La peau de banane d'avant-saison

Si le tourisme a boudé la Corse, c'est déjà parce que la Corse a boudé le tourisme. « Les campagnes promotionnelles pour juillet et août, c'est terminé ! » Le propos a été tenu à l'orée de la saison par la présidente de l'Agence de tourisme de la Corse (ATC). Un pavé... sous la plage ! Les professionnels de la filière y vont vu une chausse-trape, une peau de banane, un peu comme si les cartes postales de Paris boycottaient la Tour Eiffel. « L'effet médiatique a été désastreux, sans parler du sentiment d'angoisse et de colère chez nos adhérents, regrette Karina Goffi, présidente de l'UMIH de Corse. Nous avons eu le sentiment que nos gouvernants voulaient saborder la saison. »

La Collectivité de Corse, dont dépend l'Agence de tourisme, voulait surtout faire passer le message que l'île a bien d'autres centres d'intérêts que celui des plages mais aussi prémunir les sites de la sur-fréquentation nocive (pollution, camping sauvage, risques de feux de forêts, pénurie d'eau...) responsable, par exemple, du déclassement européen de la Réserve naturelle de Scandola, dans le Golfe de Porto. Ce qui n'a pas manqué de renforcer le sentiment d'anti-tourisme qui s'exprime dans les réseaux sociaux ou sur les murs à grand renfort de tags hostiles dont le tristement célèbre « I Francesi Fora », « Les Français dehors » sorti de la naphtaline des prémisses de la lutte clandestine armée.

D'autres facteurs viennent noircir le tableau. À la pénurie chronique de personnel qualifié, dont la conséquence est l'ouverture tardive et la fermeture précoce de nombreux hébergements touristiques, se greffent la baisse du pouvoir d'achat et les tarifs unanimement qualifiés d'exorbitants pratiqués par les compagnies aériennes et maritimes. Venir en Corse est devenu très cher.
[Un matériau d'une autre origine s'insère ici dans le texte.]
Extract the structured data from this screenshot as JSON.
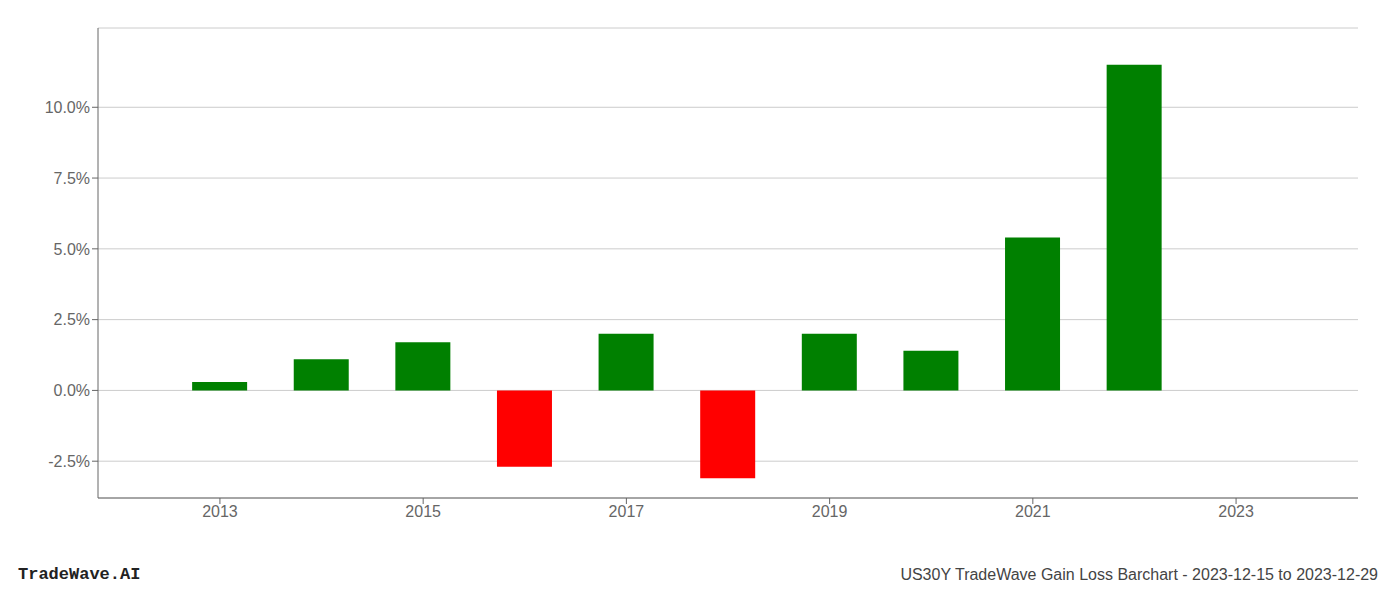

Haro sur l'hébergement non-marchand

En réalité, le mal est plus profond encore. Selon l'INSEE, l'offre d'hébergement professionnel représente 180.000 lits, du camping à l'hôtel 5 étoiles. L'offre para hôtelière, elle, est estimée à 600.000 lits, des locations qui, parfois, ne sont même pas déclarées. D'autre part, selon une étude de l'Agence du Tourisme de la Corse, les réservations sur les plateformes de type Airbnb ont augmenté de 113 % en cinq ans. « La Corse est le seul territoire au monde qui ne combat pas le paracommercialisme. On voit fleurir des conciergeries qui proposent toute une gamme de services y compris pour des locations au noir, j'ai des courriels qui le prouvent. Pendant ce temps, les socioprofessionnels subissent tous les contrôles possibles et imaginables », s'insurge Karina Goffi. « Nous sommes confrontés à un raz de marée de gens qui ne respectent rien, qui ne payent rien, qui spéculent, qui dérégulent l'ensemble de la société corse et qui nous mettent par terre », renchérit César Filippi, le président du Groupement des Hôtelleries Restaurations Corsica.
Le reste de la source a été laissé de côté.